Book Review: Hollow Kingdom is an excellent premise that makes for a fantastic novelette. That it was stretched into a novel is a bit of a tragedy.
The hero, Shit Turd, is absolutely delightful. His bombastic no-fucks-given attitude is a joy to read. It can be a relief to always know where you stand with someone because they can’t be bothered to lie for social desirability. Especially when that person is mostly harmless and sorta playful.
ST has learned most of what he knows from his now-deceased owner, who seems like a hell of an asshole. But through Shit Turd’s admiring eyes we get to feel sympathy for and get an understanding of Big Jim. He’s not great, but he’s human, and he has some good parts hidden under all those rough edges and unpleasantness. That’s quite an accomplishment, and I wish more fiction had this sort of sympathy and understanding as a core part of it. Fiction used to help us understand the other, and I’ve missed that.
That being said, for some reason this was expanded into a novel. That’s not an impossible task, but it requires more than simply repeating the same trick over and over, chapter after chapter. Unfortunately, that’s all that Hollow Kingdom does, and it gets boring very quickly. The cycle of “Shit Turd appeals to the magical internet for direction, it points him toward something, he puts the magic internet on ignore again, then goes there and saves some pets by getting zombies to follow smartphones” repeats with only superficial variation, ad nauseum.
With each repetition, it also introduces new magic, which strains suspension of disbelief more and more. If this book started out as a high-magic fantasy, that’d be fine. But it starts out as a standard non-magical world, that contains a particularly smart crow that’s been trained to say some human words. With each successive chapter more magic is introduced, but it’s portrayed as if it had been there all along, even while humans ruled the earth. It turns out that actually ALL animals can talk, and Big Jim’s pet dog (and ST’s best friend) just happens to be extremely mentally retarded, which is why he acted like a normal dog we all recognize for the first few chapters. And there’s a magical internet for birds. Actually there’s three magical internets, cuz land animals and fish have ones too. And trees are conscious and can talk.

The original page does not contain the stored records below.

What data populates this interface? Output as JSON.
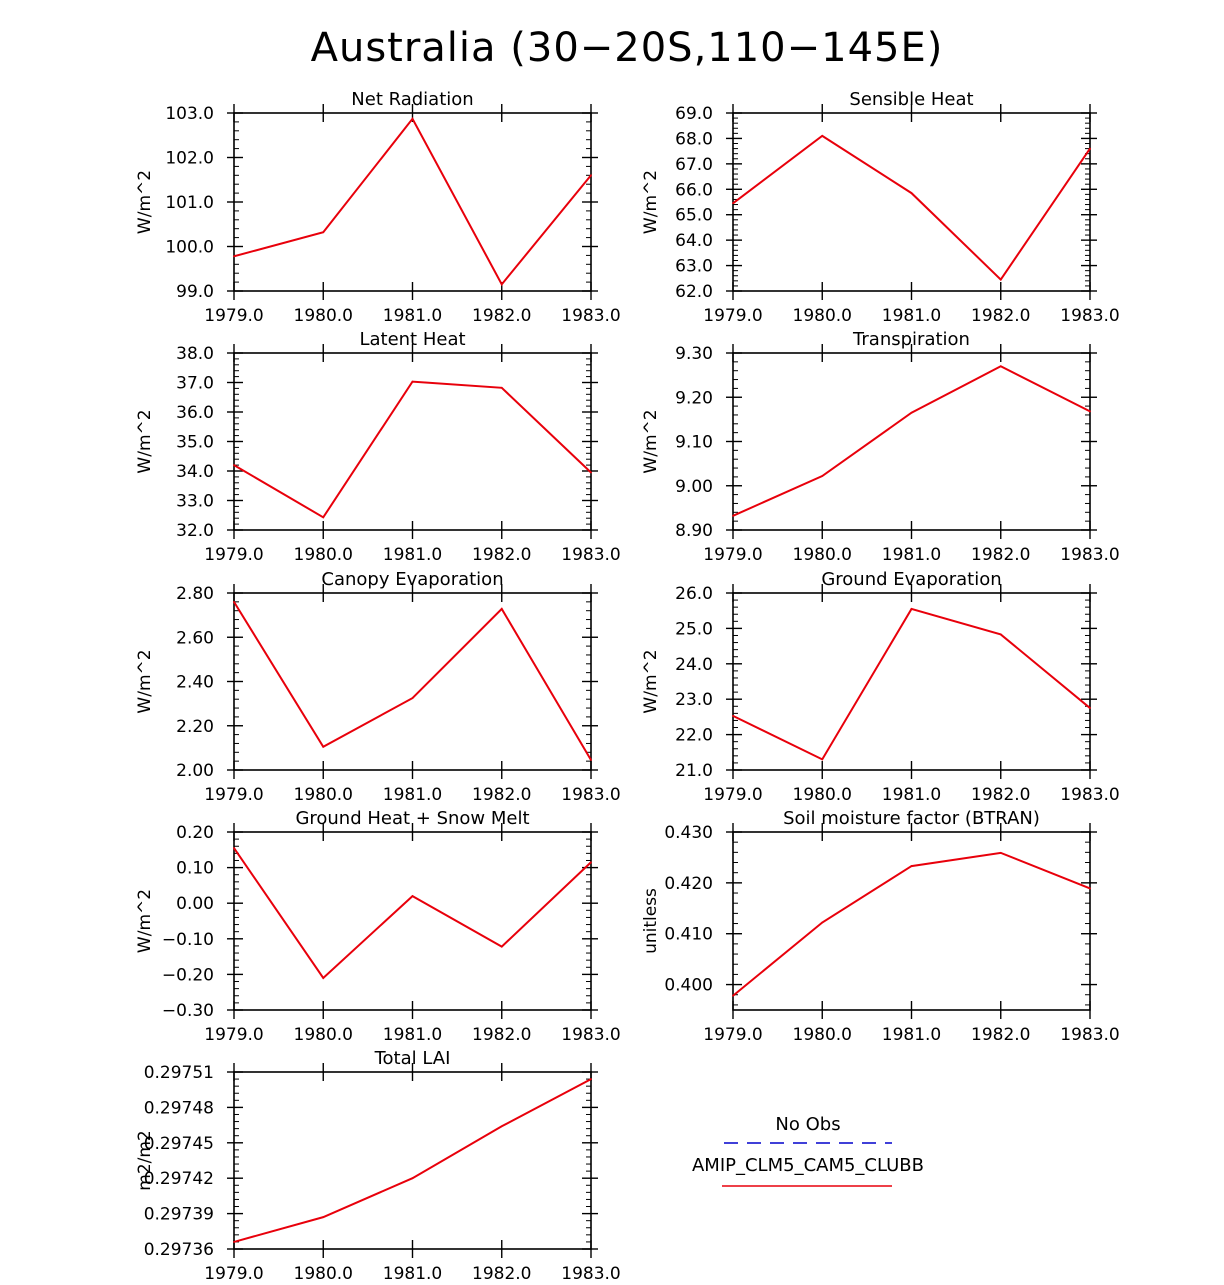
{
  "figure": {
    "title": "Australia (30−20S,110−145E)",
    "line_color": "#e8000b",
    "obs_color": "#0000cc"
  },
  "legend": {
    "obs_label": "No Obs",
    "model_label": "AMIP_CLM5_CAM5_CLUBB"
  },
  "chart_data": [
    {
      "type": "line",
      "title": "Net Radiation",
      "ylabel": "W/m^2",
      "xlabel": "",
      "x": [
        1979,
        1980,
        1981,
        1982,
        1983
      ],
      "xticklabels": [
        "1979.0",
        "1980.0",
        "1981.0",
        "1982.0",
        "1983.0"
      ],
      "ylim": [
        99.0,
        103.0
      ],
      "yticks": [
        99.0,
        100.0,
        101.0,
        102.0,
        103.0
      ],
      "yticklabels": [
        "99.0",
        "100.0",
        "101.0",
        "102.0",
        "103.0"
      ],
      "series": [
        {
          "name": "AMIP_CLM5_CAM5_CLUBB",
          "values": [
            99.78,
            100.32,
            102.87,
            99.15,
            101.6
          ]
        }
      ]
    },
    {
      "type": "line",
      "title": "Sensible Heat",
      "ylabel": "W/m^2",
      "xlabel": "",
      "x": [
        1979,
        1980,
        1981,
        1982,
        1983
      ],
      "xticklabels": [
        "1979.0",
        "1980.0",
        "1981.0",
        "1982.0",
        "1983.0"
      ],
      "ylim": [
        62.0,
        69.0
      ],
      "yticks": [
        62,
        63,
        64,
        65,
        66,
        67,
        68,
        69
      ],
      "yticklabels": [
        "62.0",
        "63.0",
        "64.0",
        "65.0",
        "66.0",
        "67.0",
        "68.0",
        "69.0"
      ],
      "series": [
        {
          "name": "AMIP_CLM5_CAM5_CLUBB",
          "values": [
            65.45,
            68.1,
            65.85,
            62.45,
            67.6
          ]
        }
      ]
    },
    {
      "type": "line",
      "title": "Latent Heat",
      "ylabel": "W/m^2",
      "xlabel": "",
      "x": [
        1979,
        1980,
        1981,
        1982,
        1983
      ],
      "xticklabels": [
        "1979.0",
        "1980.0",
        "1981.0",
        "1982.0",
        "1983.0"
      ],
      "ylim": [
        32.0,
        38.0
      ],
      "yticks": [
        32,
        33,
        34,
        35,
        36,
        37,
        38
      ],
      "yticklabels": [
        "32.0",
        "33.0",
        "34.0",
        "35.0",
        "36.0",
        "37.0",
        "38.0"
      ],
      "series": [
        {
          "name": "AMIP_CLM5_CAM5_CLUBB",
          "values": [
            34.2,
            32.43,
            37.03,
            36.82,
            33.95
          ]
        }
      ]
    },
    {
      "type": "line",
      "title": "Transpiration",
      "ylabel": "W/m^2",
      "xlabel": "",
      "x": [
        1979,
        1980,
        1981,
        1982,
        1983
      ],
      "xticklabels": [
        "1979.0",
        "1980.0",
        "1981.0",
        "1982.0",
        "1983.0"
      ],
      "ylim": [
        8.9,
        9.3
      ],
      "yticks": [
        8.9,
        9.0,
        9.1,
        9.2,
        9.3
      ],
      "yticklabels": [
        "8.90",
        "9.00",
        "9.10",
        "9.20",
        "9.30"
      ],
      "series": [
        {
          "name": "AMIP_CLM5_CAM5_CLUBB",
          "values": [
            8.932,
            9.022,
            9.165,
            9.27,
            9.168
          ]
        }
      ]
    },
    {
      "type": "line",
      "title": "Canopy Evaporation",
      "ylabel": "W/m^2",
      "xlabel": "",
      "x": [
        1979,
        1980,
        1981,
        1982,
        1983
      ],
      "xticklabels": [
        "1979.0",
        "1980.0",
        "1981.0",
        "1982.0",
        "1983.0"
      ],
      "ylim": [
        2.0,
        2.8
      ],
      "yticks": [
        2.0,
        2.2,
        2.4,
        2.6,
        2.8
      ],
      "yticklabels": [
        "2.00",
        "2.20",
        "2.40",
        "2.60",
        "2.80"
      ],
      "series": [
        {
          "name": "AMIP_CLM5_CAM5_CLUBB",
          "values": [
            2.76,
            2.105,
            2.325,
            2.728,
            2.045
          ]
        }
      ]
    },
    {
      "type": "line",
      "title": "Ground Evaporation",
      "ylabel": "W/m^2",
      "xlabel": "",
      "x": [
        1979,
        1980,
        1981,
        1982,
        1983
      ],
      "xticklabels": [
        "1979.0",
        "1980.0",
        "1981.0",
        "1982.0",
        "1983.0"
      ],
      "ylim": [
        21.0,
        26.0
      ],
      "yticks": [
        21,
        22,
        23,
        24,
        25,
        26
      ],
      "yticklabels": [
        "21.0",
        "22.0",
        "23.0",
        "24.0",
        "25.0",
        "26.0"
      ],
      "series": [
        {
          "name": "AMIP_CLM5_CAM5_CLUBB",
          "values": [
            22.53,
            21.3,
            25.55,
            24.83,
            22.75
          ]
        }
      ]
    },
    {
      "type": "line",
      "title": "Ground Heat + Snow Melt",
      "ylabel": "W/m^2",
      "xlabel": "",
      "x": [
        1979,
        1980,
        1981,
        1982,
        1983
      ],
      "xticklabels": [
        "1979.0",
        "1980.0",
        "1981.0",
        "1982.0",
        "1983.0"
      ],
      "ylim": [
        -0.3,
        0.2
      ],
      "yticks": [
        -0.3,
        -0.2,
        -0.1,
        0.0,
        0.1,
        0.2
      ],
      "yticklabels": [
        "−0.30",
        "−0.20",
        "−0.10",
        "0.00",
        "0.10",
        "0.20"
      ],
      "series": [
        {
          "name": "AMIP_CLM5_CAM5_CLUBB",
          "values": [
            0.155,
            -0.21,
            0.02,
            -0.122,
            0.115
          ]
        }
      ]
    },
    {
      "type": "line",
      "title": "Soil moisture factor (BTRAN)",
      "ylabel": "unitless",
      "xlabel": "",
      "x": [
        1979,
        1980,
        1981,
        1982,
        1983
      ],
      "xticklabels": [
        "1979.0",
        "1980.0",
        "1981.0",
        "1982.0",
        "1983.0"
      ],
      "ylim": [
        0.395,
        0.43
      ],
      "yticks": [
        0.4,
        0.41,
        0.42,
        0.43
      ],
      "yticklabels": [
        "0.400",
        "0.410",
        "0.420",
        "0.430"
      ],
      "series": [
        {
          "name": "AMIP_CLM5_CAM5_CLUBB",
          "values": [
            0.3978,
            0.4122,
            0.4233,
            0.4259,
            0.4189
          ]
        }
      ]
    },
    {
      "type": "line",
      "title": "Total LAI",
      "ylabel": "m2/m2",
      "xlabel": "",
      "x": [
        1979,
        1980,
        1981,
        1982,
        1983
      ],
      "xticklabels": [
        "1979.0",
        "1980.0",
        "1981.0",
        "1982.0",
        "1983.0"
      ],
      "ylim": [
        0.29736,
        0.29751
      ],
      "yticks": [
        0.29736,
        0.29739,
        0.29742,
        0.29745,
        0.29748,
        0.29751
      ],
      "yticklabels": [
        "0.29736",
        "0.29739",
        "0.29742",
        "0.29745",
        "0.29748",
        "0.29751"
      ],
      "series": [
        {
          "name": "AMIP_CLM5_CAM5_CLUBB",
          "values": [
            0.297366,
            0.297387,
            0.29742,
            0.297464,
            0.297504
          ]
        }
      ]
    }
  ]
}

My dude, if these things were true, the world would look DRASTICALLY different from what we live in right now. And yet, the pre-zombified world is portrayed as normal common-place Earth. At best I could speculate that the zombie virus is literally magic, and infects everything, and for anything that’s not human it gives them human-level intelligence and vocal organs and magical internet. But like… why? Also that’s not in the text. Also there are repeated violations of both logic and common sense that get to be too glaring. Basic physics breaks, and timeline continuity (is it just a few days after the zombie apocalypse, or months later? Depends on what’s more convenient for the current scene!) Eventually the suspension of disbelief is simply overwhelmed by the realization that the author is just randomly pulling shit out of nowhere with no care about consistency or plausibility, and it destroys the enjoyment of the work.
Strong recommend of the first four chapters. After that, put it down. As a whole - not recommended. Which sucks to say, cuz I really love Shit Turd, and I would have loved to see him in a good story.

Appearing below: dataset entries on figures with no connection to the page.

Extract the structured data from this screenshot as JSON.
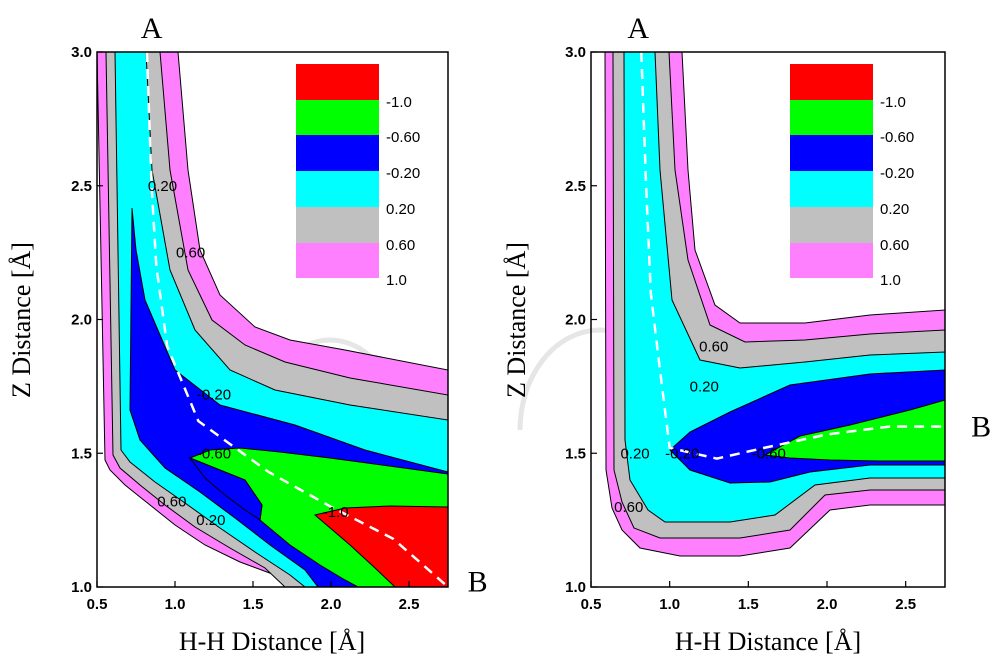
{
  "chart_data": [
    {
      "type": "contour",
      "xlabel": "H-H Distance [Å]",
      "ylabel": "Z Distance [Å]",
      "xlim": [
        0.5,
        2.75
      ],
      "ylim": [
        1.0,
        3.0
      ],
      "xticks": [
        "0.5",
        "1.0",
        "1.5",
        "2.0",
        "2.5"
      ],
      "yticks": [
        "1.0",
        "1.5",
        "2.0",
        "2.5",
        "3.0"
      ],
      "contour_levels": [
        "-1.0",
        "-0.60",
        "-0.20",
        "0.20",
        "0.60",
        "1.0"
      ],
      "level_colors": [
        "#ff0000",
        "#00ff00",
        "#0000ff",
        "#00ffff",
        "#c0c0c0",
        "#ff80ff"
      ],
      "contour_labels": [
        {
          "text": "0.20",
          "x": 0.92,
          "y": 2.5
        },
        {
          "text": "0.60",
          "x": 1.1,
          "y": 2.25
        },
        {
          "text": "-0.20",
          "x": 1.25,
          "y": 1.72
        },
        {
          "text": "-0.60",
          "x": 1.25,
          "y": 1.5
        },
        {
          "text": "-1.0",
          "x": 2.03,
          "y": 1.28
        },
        {
          "text": "0.60",
          "x": 0.98,
          "y": 1.32
        },
        {
          "text": "0.20",
          "x": 1.23,
          "y": 1.25
        }
      ],
      "reaction_path": {
        "x": [
          0.82,
          0.85,
          0.88,
          0.95,
          1.15,
          1.6,
          2.0,
          2.4,
          2.75
        ],
        "y": [
          3.0,
          2.5,
          2.2,
          1.9,
          1.62,
          1.43,
          1.3,
          1.18,
          1.0
        ]
      },
      "point_labels": [
        {
          "text": "A",
          "x": 0.85,
          "y": 3.09
        },
        {
          "text": "B",
          "x": 2.94,
          "y": 1.02
        }
      ]
    },
    {
      "type": "contour",
      "xlabel": "H-H Distance [Å]",
      "ylabel": "Z Distance [Å]",
      "xlim": [
        0.5,
        2.75
      ],
      "ylim": [
        1.0,
        3.0
      ],
      "xticks": [
        "0.5",
        "1.0",
        "1.5",
        "2.0",
        "2.5"
      ],
      "yticks": [
        "1.0",
        "1.5",
        "2.0",
        "2.5",
        "3.0"
      ],
      "contour_levels": [
        "-1.0",
        "-0.60",
        "-0.20",
        "0.20",
        "0.60",
        "1.0"
      ],
      "level_colors": [
        "#ff0000",
        "#00ff00",
        "#0000ff",
        "#00ffff",
        "#c0c0c0",
        "#ff80ff"
      ],
      "contour_labels": [
        {
          "text": "0.60",
          "x": 1.28,
          "y": 1.9
        },
        {
          "text": "0.20",
          "x": 1.22,
          "y": 1.75
        },
        {
          "text": "0.20",
          "x": 0.78,
          "y": 1.5
        },
        {
          "text": "-0.20",
          "x": 1.08,
          "y": 1.5
        },
        {
          "text": "-0.60",
          "x": 1.63,
          "y": 1.5
        },
        {
          "text": "0.60",
          "x": 0.74,
          "y": 1.3
        }
      ],
      "reaction_path": {
        "x": [
          0.82,
          0.85,
          0.88,
          0.93,
          1.0,
          1.3,
          1.6,
          2.0,
          2.4,
          2.75
        ],
        "y": [
          3.0,
          2.5,
          2.1,
          1.85,
          1.52,
          1.48,
          1.52,
          1.57,
          1.6,
          1.6
        ]
      },
      "point_labels": [
        {
          "text": "A",
          "x": 0.8,
          "y": 3.09
        },
        {
          "text": "B",
          "x": 2.98,
          "y": 1.6
        }
      ]
    }
  ]
}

Book Club Review: I stopped reading halfway through. The rest of the book club confirmed that things continue this way, with an ending that feels especially ass-pully, even in light of the preceding work. Everyone loved ST. Hopefully Buxton’s next work will be better, it was a first novel after all. But due to the repetition, there isn’t too much to talk about after the initial delight re Shit Turd. Not Recommended.